Comprenderlo nos da una gran libertad. A veces medimos demasiado nuestra entrega por los resultados. Nos preguntamos si hemos conseguido algo, si la gente responde, si una iniciativa funciona, si después de tanto esfuerzo vemos frutos. San Pablo nos invita a trabajar con generosidad y, al mismo tiempo, a dejar el crecimiento en las manos de Dios. Hay semillas que necesitan mucho tiempo. Algunas quizá germinen cuando nosotros ya no estemos allí para verlo.

El Evangelio nos muestra cómo vivía Jesús su propia misión. Entra en casa de Simón, cura a su suegra; al ponerse el sol le llevan numerosos enfermos y Jesús los atiende. Pero al amanecer «salió y se fue a un lugar desierto».

Ese detalle es importante. En medio de una actividad intensa, Jesús busca la soledad. Necesita ese espacio de comunión con el Padre desde el que comprende nuevamente su misión.

La gente sale a buscarlo y quiere retenerlo: «intentaban que no se fuese de ellos». Jesús podría haberse quedado allí. Lo necesitan, lo buscan y su presencia está dando frutos. Sin embargo, responde: «Es necesario que proclame el reino de Dios también a las otras ciudades, pues para esto he sido enviado».

Jesús vive desde la conciencia de haber sido enviado. Por eso las necesidades inmediatas y el reconocimiento de la gente no determinan completamente sus decisiones. Su referencia es la voluntad del Padre.

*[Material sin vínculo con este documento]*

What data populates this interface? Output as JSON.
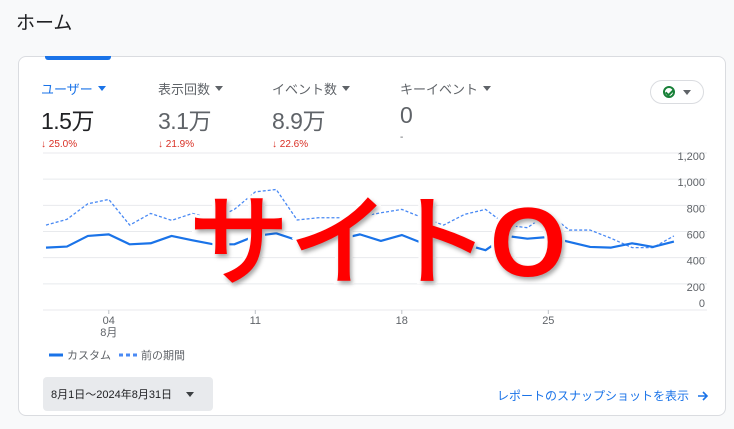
{
  "page_title": "ホーム",
  "metrics": [
    {
      "label": "ユーザー",
      "value": "1.5万",
      "delta": "↓ 25.0%",
      "active": true
    },
    {
      "label": "表示回数",
      "value": "3.1万",
      "delta": "↓ 21.9%"
    },
    {
      "label": "イベント数",
      "value": "8.9万",
      "delta": "↓ 22.6%"
    },
    {
      "label": "キーイベント",
      "value": "0",
      "delta": "-"
    }
  ],
  "status_icon": "check-circle-icon",
  "colors": {
    "accent": "#1a73e8",
    "negative": "#d93025",
    "status_ok": "#188038"
  },
  "chart_data": {
    "type": "line",
    "x_ticks": [
      {
        "day": 4,
        "label": "04",
        "sub": "8月"
      },
      {
        "day": 11,
        "label": "11"
      },
      {
        "day": 18,
        "label": "18"
      },
      {
        "day": 25,
        "label": "25"
      }
    ],
    "x": [
      1,
      2,
      3,
      4,
      5,
      6,
      7,
      8,
      9,
      10,
      11,
      12,
      13,
      14,
      15,
      16,
      17,
      18,
      19,
      20,
      21,
      22,
      23,
      24,
      25,
      26,
      27,
      28,
      29,
      30,
      31
    ],
    "y_ticks": [
      "1,200",
      "1,000",
      "800",
      "600",
      "400",
      "200",
      "0"
    ],
    "ylim": [
      0,
      1200
    ],
    "grid": true,
    "legend_position": "bottom-left",
    "series": [
      {
        "name": "カスタム",
        "style": "solid",
        "color": "#1a73e8",
        "values": [
          477,
          485,
          566,
          578,
          502,
          510,
          566,
          533,
          502,
          502,
          566,
          586,
          533,
          553,
          540,
          578,
          528,
          573,
          510,
          548,
          502,
          457,
          566,
          545,
          558,
          520,
          482,
          477,
          510,
          482,
          523
        ]
      },
      {
        "name": "前の期間",
        "style": "dashed",
        "color": "#4a8af4",
        "values": [
          649,
          693,
          812,
          845,
          649,
          738,
          685,
          738,
          693,
          769,
          903,
          921,
          688,
          705,
          705,
          713,
          743,
          769,
          705,
          649,
          731,
          769,
          649,
          629,
          738,
          611,
          611,
          548,
          477,
          477,
          566
        ]
      }
    ]
  },
  "date_range": "8月1日～2024年8月31日",
  "snapshot_link": "レポートのスナップショットを表示",
  "overlay_text": "サイトO"
}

Aquí se encuentran las dos lecturas. Pablo sabe que es colaborador; Jesús sabe que ha sido enviado. Ambas cosas nos recuerdan que la obra pertenece a Dios.

También nuestra vida puede entenderse así. Dios nos confía una parcela concreta de su campo: una familia, una comunidad, una profesión, una responsabilidad pastoral, unas personas determinadas. Nuestra tarea consiste en cuidar fielmente aquello que hoy ha puesto en nuestras manos.

Habrá momentos para plantar y momentos para regar. Habrá frutos que podremos contemplar y otros que permanecerán ocultos. Lo importante es conservar la conciencia que expresa san Pablo: «Somos colaboradores de Dios».

Quizá podamos llevar hoy esta palabra a nuestra oración: Señor, enséñame a trabajar con entrega y a confiarte los frutos. Porque nosotros plantamos y regamos, pero es Dios quien hace crecer.